Profiles of success by Brent Balinski
If you’re not a digital business, believes Movus co-founder Brad Parsons, then in a few years you will be out of business.
The march of software through manufacturing (and pretty well all) companies in the last few years is unmissable. Marc Andreessen’s quip that “software is eating the world” – while providing vast opportunities to create value – looks truer every year since he made it in his now-famous 2011 essay of that title.
Digital technologies are encouraging shifts in manufacturing such as disaggregated value chains and opportunities to add data-enabled services. And as the much-used example of Apple’s iPhone highlights, production isn’t always something a manufacturing company needs to do itself, and can represent a comparatively small part of value creation.
Movus highlights these and other trends, and shows that it can pay for a manufacturer to think and act like a software company. For example, Parsons says the firm follows rapid (two-week) development cycles, and since beginning in 2015, has moved to the 8th iteration of the sensor modules it uses to bring smarts to dumb machines.
The company offers condition-based monitoring for industrial equipment, using sensor packages, cloud computing and artificial intelligence to give users around-the-clock machine health monitoring through a computer or a mobile device. Sensor module calibration is guided via an app and installation time is only minutes.
Machine learning algorithms make sense of six modalities (including vibration, temperature and noise) and alert maintenance staff when a problem might be emerging, helping a user move from preventive to predictive maintenance.

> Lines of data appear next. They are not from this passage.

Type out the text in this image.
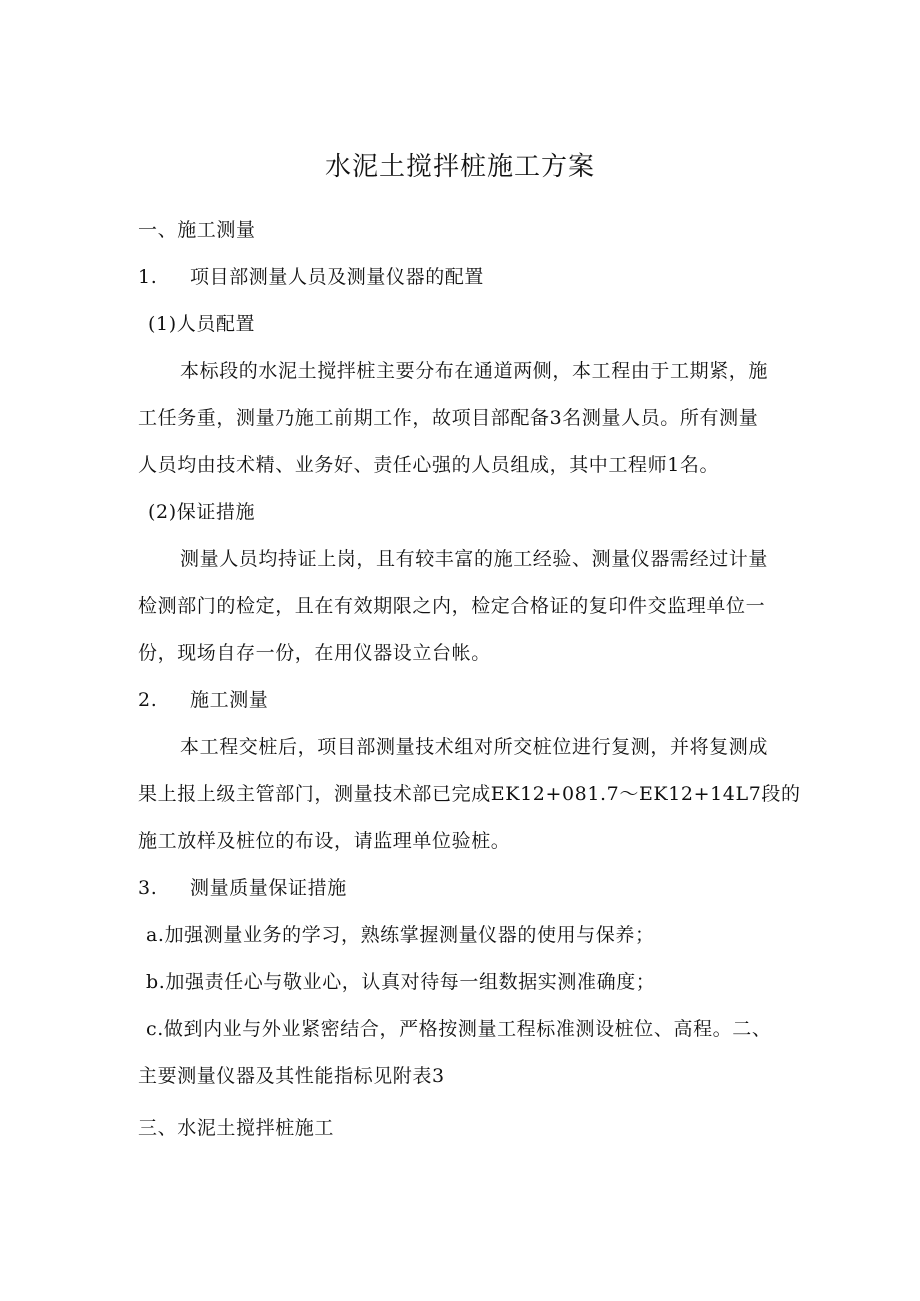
水泥土搅拌桩施工方案
一、施工测量
1. 项目部测量人员及测量仪器的配置
(1)人员配置
本标段的水泥土搅拌桩主要分布在通道两侧，本工程由于工期紧，施
工任务重，测量乃施工前期工作，故项目部配备3名测量人员。所有测量
人员均由技术精、业务好、责任心强的人员组成，其中工程师1名。
(2)保证措施
测量人员均持证上岗，且有较丰富的施工经验、测量仪器需经过计量
检测部门的检定，且在有效期限之内，检定合格证的复印件交监理单位一
份，现场自存一份，在用仪器设立台帐。
2. 施工测量
本工程交桩后，项目部测量技术组对所交桩位进行复测，并将复测成
果上报上级主管部门，测量技术部已完成EK12+081.7～EK12+14L7段的
施工放样及桩位的布设，请监理单位验桩。
3. 测量质量保证措施
a.加强测量业务的学习，熟练掌握测量仪器的使用与保养；
b.加强责任心与敬业心，认真对待每一组数据实测准确度；
c.做到内业与外业紧密结合，严格按测量工程标准测设桩位、高程。二、
主要测量仪器及其性能指标见附表3
三、水泥土搅拌桩施工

Since a $4.8 million series A round in April last year (with Blackbird Ventures, Skip Capital and Telstra Ventures as investors), Movus has raced to keep its edge in the booming area of condition-based maintenance. It has moved out of the University of Queensland iLab incubator, doubled staff numbers, finalised strategic partnerships with ALS and Telstra, and achieved FCC and CE certifications for its FitMachine sensors.
Smarter maintenance solutions are a hot area, and Movus’s customers are increasingly aware “that the technology elements used to build a predictive maintenance solution are now cheaper and more powerful.” Companies such as Siemens, IBM and GE are among those offering solutions. According to research firm Markets and Markets, the category is growing at over 28 per cent a year, and will be worth nearly $US 5 billion by 2021.
Competition is intensifying, says Parsons, though Movus’s combined engineering and industrial expertise keep them ahead. Three-quarters of the team are engineers.
Their competitors are generally in two camps: “Those with engineering skills that understand the mechanics of machine failure (but have limited IT or AI skills) and those that are data science or IT based (but have limited mechanical, electrical or industry experience).
“We are even finding that we are going head to head with massive European industrial firms, and winning, which is exciting. We were told by a major German industrial business with 14 billion Euro in revenue, ‘you guys at Movus are years ahead of us.’”
Movus used to assemble products in-house, but this became impractical when scaling up. Assembly now happens at Brisbane’s IntelliDesign, with which Movus’s mechanical, firmware and software engineers work closely. Movus does not sell its sensors separately, instead charging per sensor per month.
Asked whether he considers Movus a manufacturer, Parsons says. “In fact, we are a solutions company. The sensors we manufacture are part of our solution, together with its underlying machine learning and artificial intelligence technologies, cloud infrastructure, remote monitoring dashboard and mobile app. In a sense our technology team are constantly ‘manufacturing’ new product.”
Small and medium manufacturers are starting to invest in monitoring technologies such as FitMachine, dipping a toe in Industry 4.0 and testing the concept’s value by retrofitting old machines with new intelligence. It’s a safe bet that software will continue eating the world, and that companies like Movus will be around to provide cutlery.